Postgresql – Key/value table: what is a good way to organize it if value could be foreign key

Architecturebest practicesforeign keypostgresql

Suppose a have a structure of two tables

Table Key names:

|_Key name_|_Parent_key_id_|
| key1     |  NULL         |
| key2     |  key1         |

Table Key values:

|_Key__|_Value__|_Version__|
| key1 | value1 | version1 |
| key2 | value3 | version1 |
| key1 | value2 | version2 |
| key2 | value3 | version2 |

So key values are unique within the Version and keys follow nested structure.

The goal is to organize tables the way that key values could be a string, number (integer or double) or reference (id) to a row from another table.

My thoughts are

  1. Store string, number, id in a single VARCHAR column and make nullable column Reference table name in Key names – so if the column is not NULL, then value is an id.
    I'm not feel very good of it because then I face a problem of no type check, and for example floating point number could be written with , or . as decimal separator.

  2. Make 3 nullable columns instead of Value: String value, Number value, Id reference – if one has value, others should be NULL. Again I need Reference table name column to specify which table I reference.

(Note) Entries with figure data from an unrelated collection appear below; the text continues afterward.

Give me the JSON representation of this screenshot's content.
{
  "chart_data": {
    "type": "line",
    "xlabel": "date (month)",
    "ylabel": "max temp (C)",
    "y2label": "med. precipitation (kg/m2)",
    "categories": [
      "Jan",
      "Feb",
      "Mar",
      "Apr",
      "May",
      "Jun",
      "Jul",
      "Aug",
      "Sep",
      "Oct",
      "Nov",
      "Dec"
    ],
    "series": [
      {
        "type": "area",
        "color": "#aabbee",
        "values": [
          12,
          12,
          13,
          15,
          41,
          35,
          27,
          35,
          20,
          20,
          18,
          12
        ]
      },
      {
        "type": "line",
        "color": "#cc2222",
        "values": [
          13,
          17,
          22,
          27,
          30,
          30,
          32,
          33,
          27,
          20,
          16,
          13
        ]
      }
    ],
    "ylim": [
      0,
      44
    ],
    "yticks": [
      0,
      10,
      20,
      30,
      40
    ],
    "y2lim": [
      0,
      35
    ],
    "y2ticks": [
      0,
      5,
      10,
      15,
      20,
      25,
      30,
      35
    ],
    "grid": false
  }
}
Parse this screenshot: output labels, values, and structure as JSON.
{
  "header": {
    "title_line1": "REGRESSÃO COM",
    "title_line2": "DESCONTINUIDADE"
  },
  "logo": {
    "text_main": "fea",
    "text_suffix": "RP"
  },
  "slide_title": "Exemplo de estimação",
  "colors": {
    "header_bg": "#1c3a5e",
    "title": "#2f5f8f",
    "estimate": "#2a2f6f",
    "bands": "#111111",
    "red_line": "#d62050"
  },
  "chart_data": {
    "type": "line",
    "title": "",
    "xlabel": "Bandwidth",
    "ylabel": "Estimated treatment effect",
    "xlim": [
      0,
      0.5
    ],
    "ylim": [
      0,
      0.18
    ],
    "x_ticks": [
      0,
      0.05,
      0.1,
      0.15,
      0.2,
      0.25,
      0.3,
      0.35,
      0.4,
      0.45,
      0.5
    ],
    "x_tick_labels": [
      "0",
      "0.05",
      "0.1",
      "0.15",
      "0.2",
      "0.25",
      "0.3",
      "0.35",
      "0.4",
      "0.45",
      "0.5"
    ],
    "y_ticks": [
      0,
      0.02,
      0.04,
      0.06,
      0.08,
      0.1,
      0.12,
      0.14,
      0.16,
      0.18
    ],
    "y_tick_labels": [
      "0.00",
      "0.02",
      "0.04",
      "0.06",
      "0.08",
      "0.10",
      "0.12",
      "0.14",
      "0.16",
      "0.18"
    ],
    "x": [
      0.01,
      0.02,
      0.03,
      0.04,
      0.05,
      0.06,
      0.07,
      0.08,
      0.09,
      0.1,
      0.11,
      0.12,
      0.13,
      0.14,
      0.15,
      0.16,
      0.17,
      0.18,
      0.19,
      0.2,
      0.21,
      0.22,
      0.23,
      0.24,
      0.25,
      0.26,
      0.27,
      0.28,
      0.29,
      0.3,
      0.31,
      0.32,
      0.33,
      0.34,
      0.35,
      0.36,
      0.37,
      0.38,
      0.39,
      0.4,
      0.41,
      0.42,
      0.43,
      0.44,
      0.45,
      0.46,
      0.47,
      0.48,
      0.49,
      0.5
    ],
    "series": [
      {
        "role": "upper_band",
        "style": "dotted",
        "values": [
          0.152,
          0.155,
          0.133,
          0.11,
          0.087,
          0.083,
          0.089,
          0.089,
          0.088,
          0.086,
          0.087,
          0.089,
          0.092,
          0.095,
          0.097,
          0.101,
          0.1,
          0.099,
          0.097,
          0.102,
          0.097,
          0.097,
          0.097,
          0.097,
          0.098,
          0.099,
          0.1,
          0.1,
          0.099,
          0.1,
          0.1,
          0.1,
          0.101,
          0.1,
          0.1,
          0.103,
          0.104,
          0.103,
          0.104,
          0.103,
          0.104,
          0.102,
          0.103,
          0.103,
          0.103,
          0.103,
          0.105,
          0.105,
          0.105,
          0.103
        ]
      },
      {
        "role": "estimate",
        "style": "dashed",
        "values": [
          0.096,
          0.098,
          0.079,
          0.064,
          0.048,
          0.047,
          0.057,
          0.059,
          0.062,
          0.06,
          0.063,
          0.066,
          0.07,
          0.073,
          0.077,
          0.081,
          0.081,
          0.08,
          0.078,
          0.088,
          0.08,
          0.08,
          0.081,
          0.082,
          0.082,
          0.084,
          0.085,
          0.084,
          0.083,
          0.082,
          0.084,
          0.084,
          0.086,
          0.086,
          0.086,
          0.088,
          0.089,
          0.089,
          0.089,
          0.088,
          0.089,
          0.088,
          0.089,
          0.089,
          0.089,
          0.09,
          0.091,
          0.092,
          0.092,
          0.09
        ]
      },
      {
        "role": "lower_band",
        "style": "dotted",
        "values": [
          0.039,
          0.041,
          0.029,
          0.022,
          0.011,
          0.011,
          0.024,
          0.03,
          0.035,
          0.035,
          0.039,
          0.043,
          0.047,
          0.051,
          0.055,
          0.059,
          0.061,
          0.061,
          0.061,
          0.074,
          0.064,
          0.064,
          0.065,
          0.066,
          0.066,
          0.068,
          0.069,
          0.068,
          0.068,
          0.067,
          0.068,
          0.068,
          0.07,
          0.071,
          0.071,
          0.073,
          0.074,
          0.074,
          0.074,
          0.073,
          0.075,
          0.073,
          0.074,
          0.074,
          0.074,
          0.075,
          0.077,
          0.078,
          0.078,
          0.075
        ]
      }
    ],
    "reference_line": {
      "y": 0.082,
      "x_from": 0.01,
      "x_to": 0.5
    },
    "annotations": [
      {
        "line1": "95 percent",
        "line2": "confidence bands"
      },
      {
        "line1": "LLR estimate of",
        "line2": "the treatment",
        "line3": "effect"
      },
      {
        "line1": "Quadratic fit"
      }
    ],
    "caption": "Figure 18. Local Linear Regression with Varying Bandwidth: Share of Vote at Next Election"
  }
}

I wonder if some best practices are there. Couldn't find them by myself.

Thank you in advance. We use PostgreSQL.

Best Answer

If this is not explicitly intended for some very flexible system, you better normalise this into (at least) 3NF tables with columns for each fact type (not data type). In a key/value architecture like this it is very hard to implement constraints (as you write yourself in thought 1)

If you are sure this key/value architecture is what you want (ask yourself twice) then: Use a separate table for each datatype. A key/value table for string values, a key/value table for integers, a key/reference table for references. At least type checking is possible and storage is efficient. Still no other constraints. Takes lots of SQL to get all the values for one key, but clean tables.